Jason Shinder’s posthumous poetry collection “Stupid Hope” (Graywolf: 76 pp., $15 paper) opens with a Hindu proverb: “No disease like hope.” It’s a telling point of entry, for at the heart of the writing here is the tension between loss and a kind of measured exuberance, between the inevitability of deterioration and the temporary solace of the everyday. That makes sense, I suppose, since many of these poems were composed while Shinder was battling lymphoma and leukemia. (He died in April 2008 at age 52.) Yet even in the earlier material, these oppositions emerge.

“Just when it seemed my mother couldn’t bear / one more needle, one more insane orange pill,” he observes in “Living,” “my sister, in silence, stood at the end / of the bed and slowly rubbed her feet / . . . And then, with her eyes closed, my mother said / the one or two words the living have for gratefulness; / which is a kind of forgetting, with a sense / of what it means to be alive long enough / to love someone: Thank you, she said.” This is poetry that peels back the veneer of convention to take on the conundrums underneath.

Where “Stupid Hope” really shimmers is in the work Shinder produced post-diagnosis, when his mortality had come to the fore. “I remember the shame I felt after the news / of the illness that I was not as lovable / as I thought,” he admits in “Afterwards,” a meditation on the psychology of illness that moves from desperation to “a kind of beauty” in nine spare lines.

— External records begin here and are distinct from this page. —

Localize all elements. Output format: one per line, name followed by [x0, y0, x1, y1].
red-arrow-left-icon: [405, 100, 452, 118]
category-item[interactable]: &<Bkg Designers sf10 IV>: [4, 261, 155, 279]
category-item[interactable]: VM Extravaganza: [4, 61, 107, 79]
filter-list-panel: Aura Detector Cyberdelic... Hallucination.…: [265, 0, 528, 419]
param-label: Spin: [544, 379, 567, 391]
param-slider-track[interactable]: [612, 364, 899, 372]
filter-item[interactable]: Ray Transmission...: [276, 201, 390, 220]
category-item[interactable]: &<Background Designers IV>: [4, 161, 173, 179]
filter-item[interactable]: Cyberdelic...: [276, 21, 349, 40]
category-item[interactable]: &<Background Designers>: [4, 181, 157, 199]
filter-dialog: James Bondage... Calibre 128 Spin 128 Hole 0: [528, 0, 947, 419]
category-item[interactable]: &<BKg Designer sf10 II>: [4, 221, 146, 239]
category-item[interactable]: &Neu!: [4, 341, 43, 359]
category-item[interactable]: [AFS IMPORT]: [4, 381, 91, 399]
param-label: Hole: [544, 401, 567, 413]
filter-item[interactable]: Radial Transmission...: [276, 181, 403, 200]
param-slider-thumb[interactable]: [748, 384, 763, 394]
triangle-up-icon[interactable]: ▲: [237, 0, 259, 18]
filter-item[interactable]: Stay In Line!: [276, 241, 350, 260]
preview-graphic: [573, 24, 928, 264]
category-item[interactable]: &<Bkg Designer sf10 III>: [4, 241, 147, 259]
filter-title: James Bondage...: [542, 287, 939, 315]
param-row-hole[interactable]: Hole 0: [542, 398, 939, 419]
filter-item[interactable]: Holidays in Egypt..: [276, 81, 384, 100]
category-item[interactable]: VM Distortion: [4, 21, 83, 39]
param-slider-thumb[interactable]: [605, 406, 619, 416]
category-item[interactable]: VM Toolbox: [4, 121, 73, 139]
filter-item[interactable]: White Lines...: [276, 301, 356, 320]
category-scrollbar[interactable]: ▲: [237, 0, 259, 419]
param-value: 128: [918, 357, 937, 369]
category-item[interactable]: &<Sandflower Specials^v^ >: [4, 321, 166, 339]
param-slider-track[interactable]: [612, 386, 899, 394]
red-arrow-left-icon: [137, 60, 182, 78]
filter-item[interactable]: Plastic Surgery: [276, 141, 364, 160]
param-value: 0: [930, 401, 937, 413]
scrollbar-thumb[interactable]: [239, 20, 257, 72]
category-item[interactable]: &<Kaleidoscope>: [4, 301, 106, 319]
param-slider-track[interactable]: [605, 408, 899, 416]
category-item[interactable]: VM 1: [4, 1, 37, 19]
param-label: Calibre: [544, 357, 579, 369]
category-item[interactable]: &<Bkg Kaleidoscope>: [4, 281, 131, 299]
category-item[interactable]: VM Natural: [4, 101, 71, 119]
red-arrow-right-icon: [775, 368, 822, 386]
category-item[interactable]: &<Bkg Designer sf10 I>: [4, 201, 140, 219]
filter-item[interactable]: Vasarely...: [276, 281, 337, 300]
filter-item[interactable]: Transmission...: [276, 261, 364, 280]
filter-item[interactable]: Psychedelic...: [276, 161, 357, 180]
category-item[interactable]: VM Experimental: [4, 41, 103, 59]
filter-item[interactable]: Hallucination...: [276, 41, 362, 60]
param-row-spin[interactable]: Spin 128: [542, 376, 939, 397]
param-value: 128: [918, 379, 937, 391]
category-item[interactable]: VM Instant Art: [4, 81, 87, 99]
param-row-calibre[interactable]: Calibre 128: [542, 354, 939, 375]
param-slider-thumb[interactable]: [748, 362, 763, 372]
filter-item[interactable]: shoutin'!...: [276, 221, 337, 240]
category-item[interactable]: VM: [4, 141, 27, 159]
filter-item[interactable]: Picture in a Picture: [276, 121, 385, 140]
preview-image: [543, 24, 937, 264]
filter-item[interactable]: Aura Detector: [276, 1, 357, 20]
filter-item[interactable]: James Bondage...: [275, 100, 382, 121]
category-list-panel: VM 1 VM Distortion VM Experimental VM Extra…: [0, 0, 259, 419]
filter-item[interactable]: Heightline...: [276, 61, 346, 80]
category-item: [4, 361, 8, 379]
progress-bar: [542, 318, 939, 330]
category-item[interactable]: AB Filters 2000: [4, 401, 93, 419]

The idea is that disease -- or, more accurately, dying -- offers its own rites of passage, to which we must pay attention if we are to remain fully alive. Why? “Because,” Shinder writes in “The Party,” a searing riff on the unavoidability of leave-taking, “it hurts / to say goodbye, to pull your body out of the warm water; / to step out of the pocket of safety, clinging to what you knew, / or what you thought you knew about yourself and others. / That’s how it is, that’s it, throwing your jacket over your shoulders / like a towel and saying goodbye Victoria goodbye Sophie goodbye / Lili goodbye sweetie take care be well hang in there see you soon.”